- The paper introduces MusicBERT, a pre-trained Transformer model that uses novel OctupleMIDI encoding and bar-level masking to enhance symbolic music representation.
- It leverages a large-scale corpus from the Million MIDI Dataset, achieving state-of-the-art results in tasks like melody completion, accompaniment suggestion, and genre classification.
- The study demonstrates that tailored pre-training methods can overcome labeled-data scarcity in music tasks, setting new benchmarks for symbolic music understanding.
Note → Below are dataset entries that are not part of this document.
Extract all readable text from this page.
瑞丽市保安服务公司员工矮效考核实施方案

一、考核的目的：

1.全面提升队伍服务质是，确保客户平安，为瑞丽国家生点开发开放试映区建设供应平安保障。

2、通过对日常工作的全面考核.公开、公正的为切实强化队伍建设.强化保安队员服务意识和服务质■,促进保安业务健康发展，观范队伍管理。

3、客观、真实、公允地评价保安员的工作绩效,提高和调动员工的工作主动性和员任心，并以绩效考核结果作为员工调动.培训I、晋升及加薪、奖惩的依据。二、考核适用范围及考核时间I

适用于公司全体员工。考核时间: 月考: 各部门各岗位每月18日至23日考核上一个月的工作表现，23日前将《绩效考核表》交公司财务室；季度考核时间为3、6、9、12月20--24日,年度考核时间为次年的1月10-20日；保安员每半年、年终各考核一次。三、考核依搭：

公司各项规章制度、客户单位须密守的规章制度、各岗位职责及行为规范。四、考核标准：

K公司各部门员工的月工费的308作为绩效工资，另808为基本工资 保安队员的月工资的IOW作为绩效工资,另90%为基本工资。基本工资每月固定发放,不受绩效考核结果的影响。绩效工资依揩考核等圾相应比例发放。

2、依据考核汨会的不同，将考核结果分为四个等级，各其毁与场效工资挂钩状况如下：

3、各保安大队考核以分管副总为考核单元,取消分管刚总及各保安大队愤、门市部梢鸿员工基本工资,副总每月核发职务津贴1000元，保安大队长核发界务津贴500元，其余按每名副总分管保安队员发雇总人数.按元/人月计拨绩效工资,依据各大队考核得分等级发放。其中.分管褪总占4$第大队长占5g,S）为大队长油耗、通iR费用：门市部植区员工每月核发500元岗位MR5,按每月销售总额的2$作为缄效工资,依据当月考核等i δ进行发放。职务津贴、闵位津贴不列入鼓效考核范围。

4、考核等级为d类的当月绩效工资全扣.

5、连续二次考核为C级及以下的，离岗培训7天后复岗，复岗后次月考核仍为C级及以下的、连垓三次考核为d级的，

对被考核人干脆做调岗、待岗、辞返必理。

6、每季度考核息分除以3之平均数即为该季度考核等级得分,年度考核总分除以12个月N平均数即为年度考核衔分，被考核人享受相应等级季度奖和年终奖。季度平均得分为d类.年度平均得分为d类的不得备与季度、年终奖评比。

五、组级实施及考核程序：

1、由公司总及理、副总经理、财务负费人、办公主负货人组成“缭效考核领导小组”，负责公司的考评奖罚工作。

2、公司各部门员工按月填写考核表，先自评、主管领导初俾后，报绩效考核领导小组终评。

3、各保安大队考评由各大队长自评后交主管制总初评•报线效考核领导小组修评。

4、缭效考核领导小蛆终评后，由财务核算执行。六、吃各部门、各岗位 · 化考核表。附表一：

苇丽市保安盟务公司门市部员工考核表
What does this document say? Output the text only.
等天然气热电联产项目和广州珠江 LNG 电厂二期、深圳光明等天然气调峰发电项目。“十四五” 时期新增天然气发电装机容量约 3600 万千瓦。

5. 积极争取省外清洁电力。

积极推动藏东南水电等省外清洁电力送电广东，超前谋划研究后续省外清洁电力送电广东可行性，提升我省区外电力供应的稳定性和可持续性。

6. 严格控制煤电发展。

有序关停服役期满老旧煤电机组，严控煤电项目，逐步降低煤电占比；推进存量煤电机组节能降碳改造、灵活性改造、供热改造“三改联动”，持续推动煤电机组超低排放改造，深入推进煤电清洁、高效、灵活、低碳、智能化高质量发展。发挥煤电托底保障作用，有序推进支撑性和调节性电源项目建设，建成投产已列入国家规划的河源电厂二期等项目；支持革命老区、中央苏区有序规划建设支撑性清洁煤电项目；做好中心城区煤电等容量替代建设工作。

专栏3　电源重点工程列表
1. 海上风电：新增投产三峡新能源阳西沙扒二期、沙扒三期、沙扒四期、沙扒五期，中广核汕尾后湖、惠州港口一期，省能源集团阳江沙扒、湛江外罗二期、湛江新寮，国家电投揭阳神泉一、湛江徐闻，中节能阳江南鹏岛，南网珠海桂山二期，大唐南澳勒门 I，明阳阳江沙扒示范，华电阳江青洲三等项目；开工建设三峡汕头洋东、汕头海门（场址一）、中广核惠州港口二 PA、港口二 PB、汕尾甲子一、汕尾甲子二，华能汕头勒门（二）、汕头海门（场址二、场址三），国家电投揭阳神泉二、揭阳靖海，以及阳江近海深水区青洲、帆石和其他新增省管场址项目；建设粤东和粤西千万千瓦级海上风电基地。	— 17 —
MusicBERT: Symbolic Music Understanding with Large-Scale Pre-Training
MusicBERT presents a novel approach to symbolic music understanding through large-scale pre-training, inspired by the successful applications of pre-trained models in NLP. It specifically addresses the unique complexities inherent in symbolic music data that traditional NLP pre-training strategies cannot accommodate comprehensively.
Introduction
The understanding of symbolic music, which involves classifying and matching music pieces based on symbolic data like MIDI, benefits significantly from robust musical representations. The challenge lies in the limited availability of labeled data for specific music understanding tasks. MusicBERT leverages the analogy of symbolic music to language, using pre-training on large-scale unlabeled data to enhance these representations. This approach necessitates bespoke mechanisms, such as OctupleMIDI encoding and bar-level masking, to capture intrinsic structural and diverse aspects of music beyond the capacities of NLP-derived methods.
Model Components
MusicBERT introduces a pre-trained Transformer encoder tailored for music data. This is achieved through the integration of OctupleMIDI encoding, bar-level masking strategies, and the use of a substantial symbolic music corpus, the Million MIDI Dataset (MMD).
OctupleMIDI Encoding
OctupleMIDI is an encoding scheme that encapsulates a single music note into an 8-tuple, addressing elements like time signature, tempo, and instrument. This method significantly reduces sequence length compared to other MIDI-like encodings, facilitating more efficient processing by Transformer models while retaining crucial musical information.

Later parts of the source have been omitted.